Intentó aplastarla con el pie, pero las garrapatas son imposibles de aplastar, sobre todo sobre alfombra. Lo intentó dos veces y seguía caminando. Entonces pensó: quizás no me corresponde a mí matarla. Se fue, y la vio alejarse. Espera que no haya atacado a nadie.
El eco del ladrido (historia de una alumna)
Otra alumna contó que estaba sentada con sus perros frente al lago. Uno de ellos metió la cabeza entre las rejas del balcón y empezó a ladrar. Un ladrido. Silencio. Otro ladrido. Al principio pensó que le ladraba a las nubes reflejadas en el agua, porque miraba hacia abajo. Pero seguía ladrando: no mucho, pero cada tanto. Todo el pelo del lomo erizado.
Finalmente se dio cuenta de que su perra le ladraba a su propio eco. El sonido rebotaba en la colina y volvía como un ladrido de otro perro. Para ella era tan provocador que no podía parar de ladrar. Le ladraba a su propia voz.

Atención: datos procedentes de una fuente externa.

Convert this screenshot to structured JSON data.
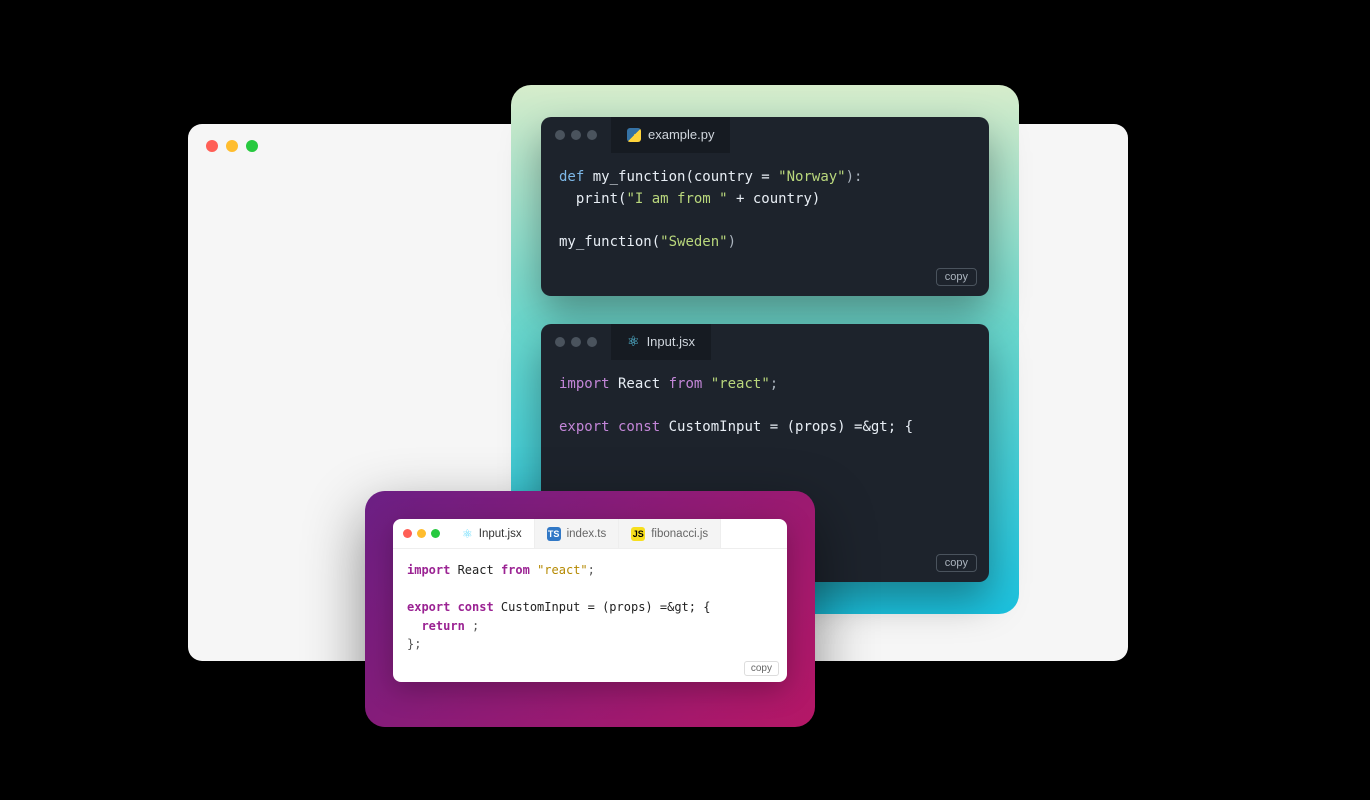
{
  "copy_label": "copy",
  "python_card": {
    "tab_label": "example.py",
    "line1_def": "def",
    "line1_name": " my_function(country = ",
    "line1_str": "\"Norway\"",
    "line1_end": "):",
    "line2_a": "  print(",
    "line2_str": "\"I am from \"",
    "line2_b": " + country)",
    "line4_a": "my_function(",
    "line4_str": "\"Sweden\"",
    "line4_b": ")"
  },
  "react_dark_card": {
    "tab_label": "Input.jsx",
    "line1_kw1": "import",
    "line1_id": " React ",
    "line1_kw2": "from",
    "line1_str": " \"react\"",
    "line1_end": ";",
    "line3_kw": "export const",
    "line3_rest": " CustomInput = (props) =&gt; {"
  },
  "light_card": {
    "tabs": [
      {
        "label": "Input.jsx",
        "icon": "react"
      },
      {
        "label": "index.ts",
        "icon": "ts"
      },
      {
        "label": "fibonacci.js",
        "icon": "js"
      }
    ],
    "line1_kw1": "import",
    "line1_id": " React ",
    "line1_kw2": "from",
    "line1_str": " \"react\"",
    "line1_end": ";",
    "line3_kw": "export const",
    "line3_rest": " CustomInput = (props) =&gt; {",
    "line4_kw": "  return",
    "line4_rest": " ;",
    "line5": "};"
  }
}
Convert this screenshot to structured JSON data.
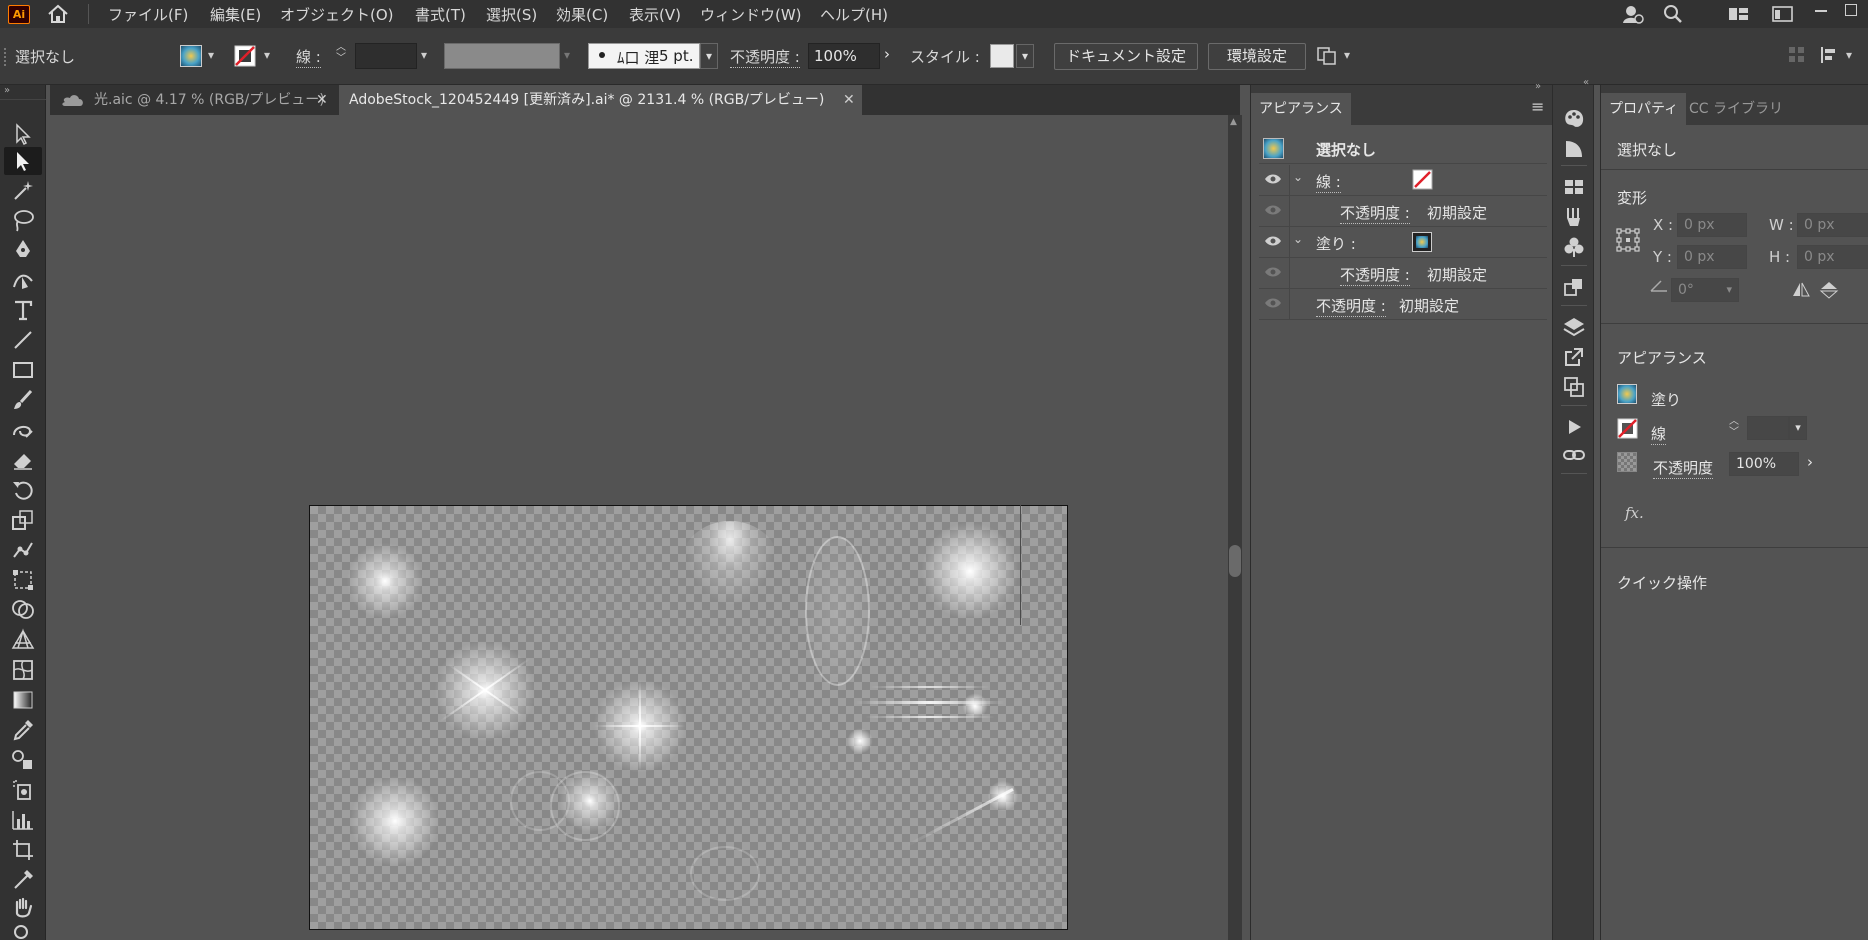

La mosca ninja (historia de Khenpo Pema)
Tengo una habilidad con las moscas. Hay una que se posó en la parte de atrás de mi mano y logré atraparla así, con una sola mano, con la misma mano. ¿Están impresionados? Yo sí. Soy como un ninja. Tengo algunos trucos. Por ejemplo, si camino con un amigo una noche, puedo hacerlo caer al suelo sin tocarlo con las manos ni torcerle la pierna. No voy a enseñarles estas malas artes, claro, pero sólo para que sepan, en caso de que me hagan enojar.
La belleza de lo simple
Gracias a todos por compartir sus historias. La belleza está en las cosas más simples. Si no apreciamos lo simple, probablemente no veremos nada. A mí me gusta ver el lado gracioso de las cosas. Como Milarepa meditando en una cueva oscura al que entró un ladrón. El ladrón no encontraba nada para robar. Estaba a oscuras, tocando por todos lados. Milarepa le dice: "¿Qué estás buscando en esta oscuridad? ¡Yo no encuentro nada ni siquiera a la luz del día!" Ambos se rieron. Eso también es sabiduría.
Gracias, que tengan una buena noche. Durante el COVID pasé meses sin poder dormir, y ahora puedo dormir muy bien. Qué bendición es dormir. Así que disfruten dormir, si pueden. Gracias.